(stm) Es deutet sich eine deutliche Steigerung bei der Bearbeitungszeit der Wohngeldanträge in Schwerin an. Das teilte die Pressestelle der Landeshauptstadt Schwerin kürzlich mit. So heißt es in der Pressemitteilung:
Ab dem 01.01.2023 hat in Schwerin etwa die dreifache Anzahl von Haushalten mit kleinen Einkommen Anspruch auf Wohngeld. Das neue „Wohngeld Plus“ wird außerdem deutlich höher sein: Im Schnitt wird sich das Wohngeld verdoppeln.

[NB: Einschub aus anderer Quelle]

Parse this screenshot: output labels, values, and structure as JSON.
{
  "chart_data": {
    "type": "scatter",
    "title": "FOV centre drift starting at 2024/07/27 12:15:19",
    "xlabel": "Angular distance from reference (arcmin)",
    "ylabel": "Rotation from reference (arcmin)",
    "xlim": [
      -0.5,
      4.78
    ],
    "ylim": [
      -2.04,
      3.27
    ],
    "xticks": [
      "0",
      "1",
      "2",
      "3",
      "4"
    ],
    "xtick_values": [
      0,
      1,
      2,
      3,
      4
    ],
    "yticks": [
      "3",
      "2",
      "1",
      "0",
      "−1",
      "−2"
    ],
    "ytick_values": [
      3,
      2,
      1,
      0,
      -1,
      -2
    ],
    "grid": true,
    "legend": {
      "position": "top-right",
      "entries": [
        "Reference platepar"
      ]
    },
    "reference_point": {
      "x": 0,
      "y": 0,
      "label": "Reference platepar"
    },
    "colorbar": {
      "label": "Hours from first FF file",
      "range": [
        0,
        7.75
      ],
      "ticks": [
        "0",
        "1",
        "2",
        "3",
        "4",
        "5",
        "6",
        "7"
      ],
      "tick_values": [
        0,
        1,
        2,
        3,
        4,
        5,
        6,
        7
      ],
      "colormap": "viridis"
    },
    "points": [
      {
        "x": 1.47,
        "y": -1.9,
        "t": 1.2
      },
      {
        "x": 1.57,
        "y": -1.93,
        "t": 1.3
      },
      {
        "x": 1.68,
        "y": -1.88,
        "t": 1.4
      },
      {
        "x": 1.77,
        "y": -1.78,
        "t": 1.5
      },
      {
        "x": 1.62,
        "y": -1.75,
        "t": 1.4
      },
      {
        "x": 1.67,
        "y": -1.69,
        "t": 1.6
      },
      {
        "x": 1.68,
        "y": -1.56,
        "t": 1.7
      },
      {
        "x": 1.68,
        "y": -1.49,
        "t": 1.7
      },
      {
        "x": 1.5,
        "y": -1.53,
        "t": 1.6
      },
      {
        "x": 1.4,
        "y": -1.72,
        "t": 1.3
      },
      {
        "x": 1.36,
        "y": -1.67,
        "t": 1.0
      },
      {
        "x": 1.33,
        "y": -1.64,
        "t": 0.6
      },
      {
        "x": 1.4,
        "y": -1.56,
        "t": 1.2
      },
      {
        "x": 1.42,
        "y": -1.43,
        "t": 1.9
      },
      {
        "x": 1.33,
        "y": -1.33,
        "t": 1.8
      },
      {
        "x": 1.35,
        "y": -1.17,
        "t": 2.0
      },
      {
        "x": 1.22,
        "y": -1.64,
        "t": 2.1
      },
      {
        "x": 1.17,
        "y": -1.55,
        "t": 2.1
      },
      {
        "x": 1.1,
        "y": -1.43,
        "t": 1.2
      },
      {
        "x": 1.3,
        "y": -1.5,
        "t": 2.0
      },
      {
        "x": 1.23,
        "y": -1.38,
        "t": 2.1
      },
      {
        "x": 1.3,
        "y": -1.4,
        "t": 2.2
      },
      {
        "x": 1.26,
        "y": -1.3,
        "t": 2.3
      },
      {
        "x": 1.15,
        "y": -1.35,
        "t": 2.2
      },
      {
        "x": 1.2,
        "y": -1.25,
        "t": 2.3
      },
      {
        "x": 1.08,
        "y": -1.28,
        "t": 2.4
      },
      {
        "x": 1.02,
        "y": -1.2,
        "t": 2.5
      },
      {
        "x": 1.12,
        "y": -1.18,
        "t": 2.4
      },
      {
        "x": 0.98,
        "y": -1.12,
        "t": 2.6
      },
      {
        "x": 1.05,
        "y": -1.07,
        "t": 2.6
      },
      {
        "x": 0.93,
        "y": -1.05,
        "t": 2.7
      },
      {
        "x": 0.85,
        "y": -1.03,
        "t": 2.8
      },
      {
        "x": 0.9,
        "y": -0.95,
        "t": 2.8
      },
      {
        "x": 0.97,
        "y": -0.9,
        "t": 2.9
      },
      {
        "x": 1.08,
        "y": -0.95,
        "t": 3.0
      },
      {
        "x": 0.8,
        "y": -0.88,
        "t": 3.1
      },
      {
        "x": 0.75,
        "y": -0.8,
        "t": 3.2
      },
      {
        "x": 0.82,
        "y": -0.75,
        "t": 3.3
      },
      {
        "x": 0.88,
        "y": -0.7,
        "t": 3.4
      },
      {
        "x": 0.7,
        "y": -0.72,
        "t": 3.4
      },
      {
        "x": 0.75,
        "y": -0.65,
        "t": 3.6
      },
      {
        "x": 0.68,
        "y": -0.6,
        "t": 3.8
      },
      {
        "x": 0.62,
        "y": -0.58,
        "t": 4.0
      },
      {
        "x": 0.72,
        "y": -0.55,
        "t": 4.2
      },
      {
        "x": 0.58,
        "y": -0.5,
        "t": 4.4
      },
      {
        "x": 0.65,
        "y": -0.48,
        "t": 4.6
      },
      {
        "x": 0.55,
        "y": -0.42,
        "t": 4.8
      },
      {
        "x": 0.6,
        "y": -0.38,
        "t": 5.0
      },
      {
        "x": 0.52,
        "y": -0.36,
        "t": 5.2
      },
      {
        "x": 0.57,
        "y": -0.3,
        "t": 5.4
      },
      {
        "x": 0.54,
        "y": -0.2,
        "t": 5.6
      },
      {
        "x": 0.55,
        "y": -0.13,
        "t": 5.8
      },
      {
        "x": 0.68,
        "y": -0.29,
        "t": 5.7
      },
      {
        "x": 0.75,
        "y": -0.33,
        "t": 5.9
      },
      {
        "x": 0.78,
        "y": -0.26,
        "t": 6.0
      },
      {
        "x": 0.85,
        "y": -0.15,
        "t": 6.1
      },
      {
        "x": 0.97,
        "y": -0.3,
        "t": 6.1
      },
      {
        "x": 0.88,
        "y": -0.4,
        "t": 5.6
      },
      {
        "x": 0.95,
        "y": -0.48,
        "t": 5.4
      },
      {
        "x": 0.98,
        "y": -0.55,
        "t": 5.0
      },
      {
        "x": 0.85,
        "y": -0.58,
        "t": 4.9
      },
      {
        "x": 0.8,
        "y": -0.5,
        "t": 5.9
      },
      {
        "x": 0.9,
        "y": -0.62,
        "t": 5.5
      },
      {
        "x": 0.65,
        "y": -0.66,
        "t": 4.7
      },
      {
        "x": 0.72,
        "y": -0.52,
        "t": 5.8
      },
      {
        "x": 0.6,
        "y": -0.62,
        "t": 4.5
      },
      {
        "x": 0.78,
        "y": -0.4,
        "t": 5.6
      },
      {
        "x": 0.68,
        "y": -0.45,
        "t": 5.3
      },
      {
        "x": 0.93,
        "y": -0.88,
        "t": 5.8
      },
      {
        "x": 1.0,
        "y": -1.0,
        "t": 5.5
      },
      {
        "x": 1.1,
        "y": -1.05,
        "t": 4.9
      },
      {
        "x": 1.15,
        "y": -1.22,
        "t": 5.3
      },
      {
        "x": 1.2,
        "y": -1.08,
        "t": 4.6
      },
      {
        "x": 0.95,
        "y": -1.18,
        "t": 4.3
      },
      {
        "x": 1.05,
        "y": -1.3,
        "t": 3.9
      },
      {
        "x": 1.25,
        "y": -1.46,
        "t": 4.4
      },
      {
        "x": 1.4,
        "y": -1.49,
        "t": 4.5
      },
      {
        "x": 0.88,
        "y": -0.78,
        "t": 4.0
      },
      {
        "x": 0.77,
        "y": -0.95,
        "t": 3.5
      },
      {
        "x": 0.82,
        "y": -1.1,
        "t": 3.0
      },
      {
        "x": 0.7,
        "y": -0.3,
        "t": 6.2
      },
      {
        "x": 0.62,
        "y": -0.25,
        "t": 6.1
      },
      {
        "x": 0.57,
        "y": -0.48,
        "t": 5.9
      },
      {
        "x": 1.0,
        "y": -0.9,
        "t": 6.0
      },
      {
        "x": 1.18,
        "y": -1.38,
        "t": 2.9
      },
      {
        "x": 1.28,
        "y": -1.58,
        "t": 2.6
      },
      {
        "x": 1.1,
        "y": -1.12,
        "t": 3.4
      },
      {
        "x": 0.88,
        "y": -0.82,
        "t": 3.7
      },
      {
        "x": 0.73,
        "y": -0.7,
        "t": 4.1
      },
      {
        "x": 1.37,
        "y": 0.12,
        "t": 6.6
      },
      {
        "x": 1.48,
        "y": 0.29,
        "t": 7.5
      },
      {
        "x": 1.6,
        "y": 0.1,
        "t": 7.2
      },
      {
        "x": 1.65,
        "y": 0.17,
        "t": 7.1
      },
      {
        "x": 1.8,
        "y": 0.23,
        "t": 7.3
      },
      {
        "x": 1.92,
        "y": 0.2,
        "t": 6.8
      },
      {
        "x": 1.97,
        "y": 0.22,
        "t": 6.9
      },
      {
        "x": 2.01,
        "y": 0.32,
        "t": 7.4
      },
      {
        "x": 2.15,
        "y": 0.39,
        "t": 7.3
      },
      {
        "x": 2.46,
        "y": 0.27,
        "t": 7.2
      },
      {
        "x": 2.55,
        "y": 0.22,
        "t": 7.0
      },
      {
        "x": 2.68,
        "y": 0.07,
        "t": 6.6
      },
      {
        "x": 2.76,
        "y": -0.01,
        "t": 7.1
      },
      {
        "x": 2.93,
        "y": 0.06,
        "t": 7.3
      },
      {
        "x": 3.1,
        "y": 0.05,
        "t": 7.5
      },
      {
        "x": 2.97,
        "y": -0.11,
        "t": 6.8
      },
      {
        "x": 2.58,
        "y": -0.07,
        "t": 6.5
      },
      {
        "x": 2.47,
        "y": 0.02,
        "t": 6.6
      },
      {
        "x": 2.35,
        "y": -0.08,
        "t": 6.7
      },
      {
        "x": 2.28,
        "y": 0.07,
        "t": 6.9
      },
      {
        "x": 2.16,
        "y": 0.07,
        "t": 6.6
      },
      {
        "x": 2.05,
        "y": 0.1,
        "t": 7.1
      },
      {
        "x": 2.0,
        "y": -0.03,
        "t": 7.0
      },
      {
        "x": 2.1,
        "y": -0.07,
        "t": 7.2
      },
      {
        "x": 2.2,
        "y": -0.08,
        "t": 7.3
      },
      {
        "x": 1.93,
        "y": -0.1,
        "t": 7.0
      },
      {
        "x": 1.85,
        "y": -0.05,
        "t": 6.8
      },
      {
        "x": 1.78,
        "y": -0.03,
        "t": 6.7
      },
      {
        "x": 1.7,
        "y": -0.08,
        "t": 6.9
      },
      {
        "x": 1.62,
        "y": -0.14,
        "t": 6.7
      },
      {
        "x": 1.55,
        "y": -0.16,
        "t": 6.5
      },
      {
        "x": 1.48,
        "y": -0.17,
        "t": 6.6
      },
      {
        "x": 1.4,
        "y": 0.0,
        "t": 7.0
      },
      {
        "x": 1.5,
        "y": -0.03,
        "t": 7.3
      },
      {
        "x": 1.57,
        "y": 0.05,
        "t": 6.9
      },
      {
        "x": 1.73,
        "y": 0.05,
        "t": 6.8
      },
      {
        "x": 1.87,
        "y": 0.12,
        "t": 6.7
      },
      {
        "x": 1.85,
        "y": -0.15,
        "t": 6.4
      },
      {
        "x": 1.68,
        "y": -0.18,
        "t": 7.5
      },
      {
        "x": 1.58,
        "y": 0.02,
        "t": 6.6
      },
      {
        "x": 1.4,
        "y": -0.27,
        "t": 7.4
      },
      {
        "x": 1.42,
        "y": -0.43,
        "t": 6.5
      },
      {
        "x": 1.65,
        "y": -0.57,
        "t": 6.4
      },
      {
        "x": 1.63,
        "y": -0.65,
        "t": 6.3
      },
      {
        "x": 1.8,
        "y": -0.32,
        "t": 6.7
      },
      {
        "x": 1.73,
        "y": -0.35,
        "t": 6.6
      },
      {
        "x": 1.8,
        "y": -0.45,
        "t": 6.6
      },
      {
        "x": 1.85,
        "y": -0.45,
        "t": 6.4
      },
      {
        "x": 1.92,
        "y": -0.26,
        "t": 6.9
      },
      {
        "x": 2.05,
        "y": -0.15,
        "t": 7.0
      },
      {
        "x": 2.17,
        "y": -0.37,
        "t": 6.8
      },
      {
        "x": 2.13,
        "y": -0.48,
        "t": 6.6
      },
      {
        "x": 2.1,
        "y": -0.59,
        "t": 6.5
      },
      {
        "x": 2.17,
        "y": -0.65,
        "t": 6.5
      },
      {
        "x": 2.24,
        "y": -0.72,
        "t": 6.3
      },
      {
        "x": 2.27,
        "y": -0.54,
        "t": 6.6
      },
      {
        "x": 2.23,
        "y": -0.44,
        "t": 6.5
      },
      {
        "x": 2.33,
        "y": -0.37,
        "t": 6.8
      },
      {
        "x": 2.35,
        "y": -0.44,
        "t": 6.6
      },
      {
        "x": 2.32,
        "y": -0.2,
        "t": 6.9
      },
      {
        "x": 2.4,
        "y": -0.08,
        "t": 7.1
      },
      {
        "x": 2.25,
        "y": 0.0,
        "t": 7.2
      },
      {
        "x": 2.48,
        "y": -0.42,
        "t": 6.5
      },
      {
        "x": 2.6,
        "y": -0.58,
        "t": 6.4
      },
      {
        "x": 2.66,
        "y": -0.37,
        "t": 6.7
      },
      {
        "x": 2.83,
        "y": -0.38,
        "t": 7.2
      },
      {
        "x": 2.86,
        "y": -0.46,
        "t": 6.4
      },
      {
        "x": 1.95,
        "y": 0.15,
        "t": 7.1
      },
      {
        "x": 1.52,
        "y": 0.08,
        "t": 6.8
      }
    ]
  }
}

Neu ist eine Heizkostenkomponente und eine Klimakomponente im Wohngeld, die mit dafür sorgen, dass Menschen mit geringem Einkommen eine Unterstützung für die steigenden Heizkosten erhalten können.
Anspruchsberechtigte können Anträge für das ab 01.01.2023 geltende „Wohngeld Plus“ ab sofort im Bereich Wohngeld der Stadtverwaltung stellen. Antragsformulare stehen unter www.schwerin.de zur Verfügung, liegen im Foyer des Stadthauses zur Mitnahme aus oder können auch telefonisch angefordert werden. Die Abgabe der ausgefüllten Anträge mit Nachweisen kann sehr gern per Post an den Fachdienst Soziales, Fachgruppe Wohngeld/Bildung und Teilhabe, Am Packhof 2-6, 19053 Schwerin, per Fax unter 545-2139 oder auch per E-Mail über das Postfach wohngeld@schwerin.de erfolgen.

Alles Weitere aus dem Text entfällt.